Por que os jogadores usam sutiã em campo?
Por que os jogadores usam sutiã em campo?
Aquele colete colado ao peito que aparece quando o craque tira a camisa pra comemorar não é frescura — é tecnologia de ponta ditando quanto cada atleta pode dar.
O momento é sempre o mesmo: o centroavante balança a rede, arranca a camisa e corre em direção à torcida. É aí que aparece — colado ao tronco, com uma pequena corcova entre as omoplatas — o tal 'sutiã' que virou assunto nas arquibancadas e nos grupos de WhatsApp.

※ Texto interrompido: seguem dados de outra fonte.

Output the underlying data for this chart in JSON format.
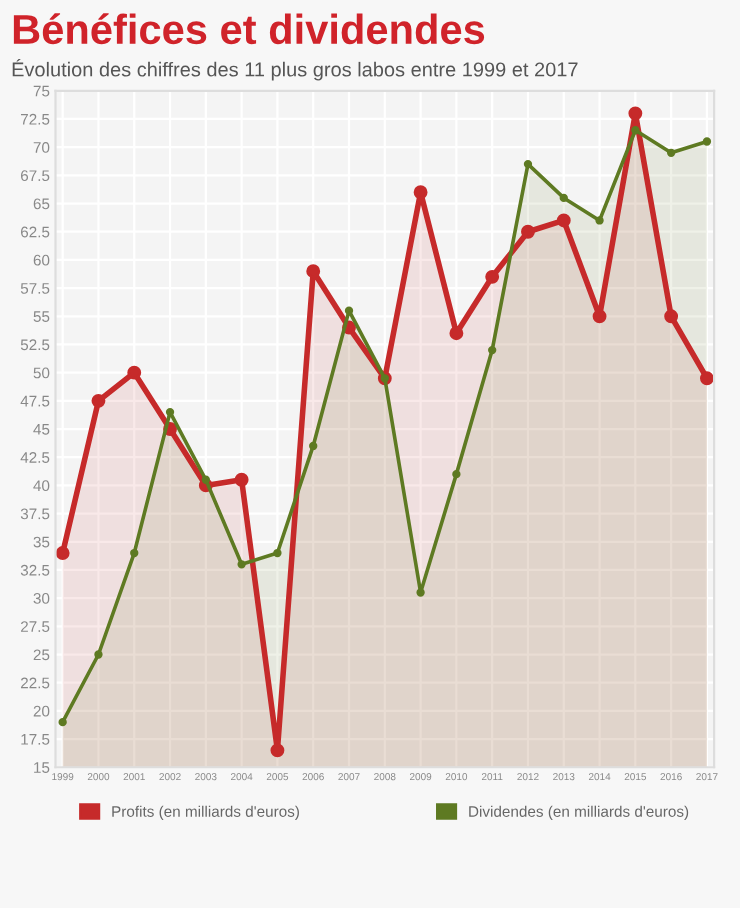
{
  "chart_data": {
    "type": "area",
    "title": "Bénéfices et dividendes",
    "subtitle": "Évolution des chiffres des 11 plus gros labos entre 1999 et 2017",
    "categories": [
      "1999",
      "2000",
      "2001",
      "2002",
      "2003",
      "2004",
      "2005",
      "2006",
      "2007",
      "2008",
      "2009",
      "2010",
      "2011",
      "2012",
      "2013",
      "2014",
      "2015",
      "2016",
      "2017"
    ],
    "series": [
      {
        "name": "Profits (en milliards d'euros)",
        "color": "#c62a2a",
        "values": [
          34,
          47.5,
          50,
          45,
          40,
          40.5,
          16.5,
          59,
          54,
          49.5,
          66,
          53.5,
          58.5,
          62.5,
          63.5,
          55,
          73,
          55,
          49.5
        ]
      },
      {
        "name": "Dividendes (en milliards d'euros)",
        "color": "#5e7a22",
        "values": [
          19,
          25,
          34,
          46.5,
          40.5,
          33,
          34,
          43.5,
          55.5,
          49.5,
          30.5,
          41,
          52,
          68.5,
          65.5,
          63.5,
          71.5,
          69.5,
          70.5
        ]
      }
    ],
    "ylim": [
      15,
      75
    ],
    "yticks": [
      15,
      17.5,
      20,
      22.5,
      25,
      27.5,
      30,
      32.5,
      35,
      37.5,
      40,
      42.5,
      45,
      47.5,
      50,
      52.5,
      55,
      57.5,
      60,
      62.5,
      65,
      67.5,
      70,
      72.5,
      75
    ],
    "grid": true,
    "legend": "bottom",
    "marker": "circle",
    "line_style": "solid"
  }
}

O nome pega pela forma, mas o objeto é outro: um colete de monitoramento biométrico com um dispositivo GPS encaixado num bolsinho nas costas, bem no meio das escápulas.
O que esse aparelho faz é simples de entender e difícil de ignorar. A cada segundo de treino ou jogo, ele registra distância percorrida, velocidade máxima atingida, acelerações, desacelerações e frequência cardíaca. Tudo isso vai direto para os computadores da comissão técnica — preparadores físicos, médicos, analistas de desempenho.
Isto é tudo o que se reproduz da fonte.